Dispersal is a one-time movement from a natal (where born) home range to a different adult home range. It’s different than a migration where deer repeat the same movements over and over. The dispersal study with the largest sample size (almost 600 bucks that were yearlings) was done in Pennsylvania. They found that 75 percent of yearling bucks dispersed. They completed their movement in one day, with half moving in May and June and the other half moving in September and October. The average distance was five miles though a few will go much further before settling down.

Now why am I bringing up this topic? Because how you manage deer on your property can determine the number of yearling bucks that leave. A study was done on the eastern shore of Maryland, where they examined the impact of quality deer management on dispersal. They compared pre- and post-QDM dispersal evaluated the maternal aggression hypothesis by comparing dispersal rates of orphan and non-orphan yearling males determined by genetic maternity analysis.

Prior to implementing quality deer management, their yearling males dispersed at a rate of 70 percent. In response, they put restrictions on shooting small bucks — no yearling harvested — and shot does to equalize the sex ratio. After quality deer management, the dispersal rate dropped to 54 percent. That may not seem like a lot, but let me rephrase their findings. Before QDM, if you started with 100 yearling bucks, within a year, you had 30 still there. After QDM, you would have 46 still there. So every year if you start with 100 yearling bucks, after dispersal, you end up with 16 more bucks, year after year, when you implement QDM. That adds up.

Interesting was the pre-QDM survival probability of yearling males was 44 percent, but jumped to 72 percent after QDM. Of course that is one main objective of QDM, and it works.

I understand that with dispersal some of your bucks leave and some from other areas come to you. However, if you’ve done habitat work to make your property better habitat to grow better bucks, then you’re going to have quality yearlings and you sure don’t want to “replace” them with lesser yearlings from five miles away.

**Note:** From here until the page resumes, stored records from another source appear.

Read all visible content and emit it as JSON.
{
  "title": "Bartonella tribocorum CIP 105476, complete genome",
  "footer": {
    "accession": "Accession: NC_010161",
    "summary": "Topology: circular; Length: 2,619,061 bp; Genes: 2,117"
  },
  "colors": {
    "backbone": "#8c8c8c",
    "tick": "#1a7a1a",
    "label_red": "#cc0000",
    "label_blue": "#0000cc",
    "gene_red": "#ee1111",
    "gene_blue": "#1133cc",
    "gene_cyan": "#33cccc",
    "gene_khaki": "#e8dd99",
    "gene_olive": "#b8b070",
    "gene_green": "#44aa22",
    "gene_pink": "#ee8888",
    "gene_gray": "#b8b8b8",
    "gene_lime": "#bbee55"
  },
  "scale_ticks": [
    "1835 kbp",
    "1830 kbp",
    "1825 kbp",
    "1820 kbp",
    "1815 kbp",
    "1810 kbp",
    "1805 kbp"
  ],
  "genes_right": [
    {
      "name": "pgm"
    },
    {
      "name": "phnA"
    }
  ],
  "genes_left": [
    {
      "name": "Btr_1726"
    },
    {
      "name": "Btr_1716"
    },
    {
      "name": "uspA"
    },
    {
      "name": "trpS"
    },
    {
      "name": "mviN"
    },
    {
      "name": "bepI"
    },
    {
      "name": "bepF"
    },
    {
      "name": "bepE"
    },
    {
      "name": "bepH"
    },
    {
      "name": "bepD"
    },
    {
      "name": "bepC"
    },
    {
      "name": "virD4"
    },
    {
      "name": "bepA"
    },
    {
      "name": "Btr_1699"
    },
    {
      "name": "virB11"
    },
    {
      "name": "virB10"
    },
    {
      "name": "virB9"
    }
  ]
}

You can have some control over deer on your property, either via habitat management or deer management, or both. The good thing about the ideas listed are that they are not expensive, and they can be done on smaller properties (though QDM obviously works better with larger acreages). There are other habitat-related things you can do, such as creating small sanctuaries in the center of your property by making cuts or plantings. The bottom line is that you do have some control over the deer on your property or hunting area. Give them a try and good luck in the fall.